FOX23's team took an inside look at the preparations for the chance of snow this weekend.
We went to the Tulsa International Airport and found no snow, or sleet, only cold chilling temperatures.
We checked the roadways and all are clear of moisture Saturday night.
Something we learned from Tulsa's street crew Saturday is there has to be to moisture on the road before they can prep the roads with salt and sand.
The city of Tulsa and surrounding areas are preparing for more winter weather.
Fox23 was there when crews got their routes and checked their trucks.
Dennis Sixkiller has worked for the city's street department for 33 years.
He say the worst road conditions he's seen were just a few years ago.
"We actually had our own trucks getting stuck because there was so much snow," Sixkiller said.
Even though FOX23 meteorologists don't think that will happen with this cold snap, the job he says is still the same.
"You still have to take the same precautions because when the roads are slick it doesn't matter if it's a half an inch or 14 inches, slick is slick," Sixkiller explained.
"We have to be prepared for when it does hit, you know we don't want to try to bring crews in as the storm is coming in," Tim McCorkell, Tulsa's street supervisor said.

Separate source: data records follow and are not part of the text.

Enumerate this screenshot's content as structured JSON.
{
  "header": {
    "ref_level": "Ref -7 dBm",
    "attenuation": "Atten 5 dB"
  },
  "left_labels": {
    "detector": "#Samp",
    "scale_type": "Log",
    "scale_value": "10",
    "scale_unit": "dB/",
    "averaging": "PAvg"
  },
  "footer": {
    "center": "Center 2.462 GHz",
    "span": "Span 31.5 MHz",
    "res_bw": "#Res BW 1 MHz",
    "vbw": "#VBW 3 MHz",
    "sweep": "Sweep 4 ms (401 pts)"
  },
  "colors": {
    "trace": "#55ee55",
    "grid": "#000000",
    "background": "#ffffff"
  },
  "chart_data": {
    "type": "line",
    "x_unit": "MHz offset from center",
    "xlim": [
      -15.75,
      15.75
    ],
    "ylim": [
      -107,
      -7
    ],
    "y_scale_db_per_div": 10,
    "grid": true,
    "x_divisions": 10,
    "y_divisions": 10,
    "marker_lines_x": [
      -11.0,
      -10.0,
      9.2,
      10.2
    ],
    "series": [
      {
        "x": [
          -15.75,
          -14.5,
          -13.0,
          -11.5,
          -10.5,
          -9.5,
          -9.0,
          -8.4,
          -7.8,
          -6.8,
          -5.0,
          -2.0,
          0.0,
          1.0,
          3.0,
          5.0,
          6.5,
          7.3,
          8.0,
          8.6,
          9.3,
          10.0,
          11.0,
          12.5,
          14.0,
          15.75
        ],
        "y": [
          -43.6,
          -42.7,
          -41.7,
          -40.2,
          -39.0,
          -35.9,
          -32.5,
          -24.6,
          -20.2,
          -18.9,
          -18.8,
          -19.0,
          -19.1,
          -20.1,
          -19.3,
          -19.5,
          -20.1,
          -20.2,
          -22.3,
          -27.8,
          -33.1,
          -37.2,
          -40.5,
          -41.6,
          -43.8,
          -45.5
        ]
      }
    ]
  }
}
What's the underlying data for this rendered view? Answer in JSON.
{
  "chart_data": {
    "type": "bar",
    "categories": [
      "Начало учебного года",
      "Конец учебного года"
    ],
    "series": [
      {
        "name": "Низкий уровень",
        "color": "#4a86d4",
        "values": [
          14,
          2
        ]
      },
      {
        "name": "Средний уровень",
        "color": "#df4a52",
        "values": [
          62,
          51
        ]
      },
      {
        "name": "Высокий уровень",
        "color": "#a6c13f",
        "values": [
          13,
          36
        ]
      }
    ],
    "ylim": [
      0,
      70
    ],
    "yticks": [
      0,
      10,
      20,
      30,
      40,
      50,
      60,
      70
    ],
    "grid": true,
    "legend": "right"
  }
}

I learned from McCorkell that before they can start spreading the mix on the roads - there has to be moisture.
"If you try to pre-treat with the salt just putting it out on the roadway before there is any moisture to hold it the wind or the cars or traffic or whatever will just blow it off," McCorkell explained.
With only predictions and no way to know what road conditions will be until the front arrives, McCorkell said the city's not risking not being prepared.
"We have to bring in full crews so we are prepared for anything that may happen," McCorkell said.
Before crews can think about treating the roads, they have to mix the sand and salt and check each truck.
"You would kind of like to stay home and be with your family but you know got a job to do and if you go out and do your job then you know you're even protecting your own family if they have to get out there, it's a good deal, McCorkell said.
I just checked with that street crew and there are no trucks on the roads but they do have people monitoring conditions.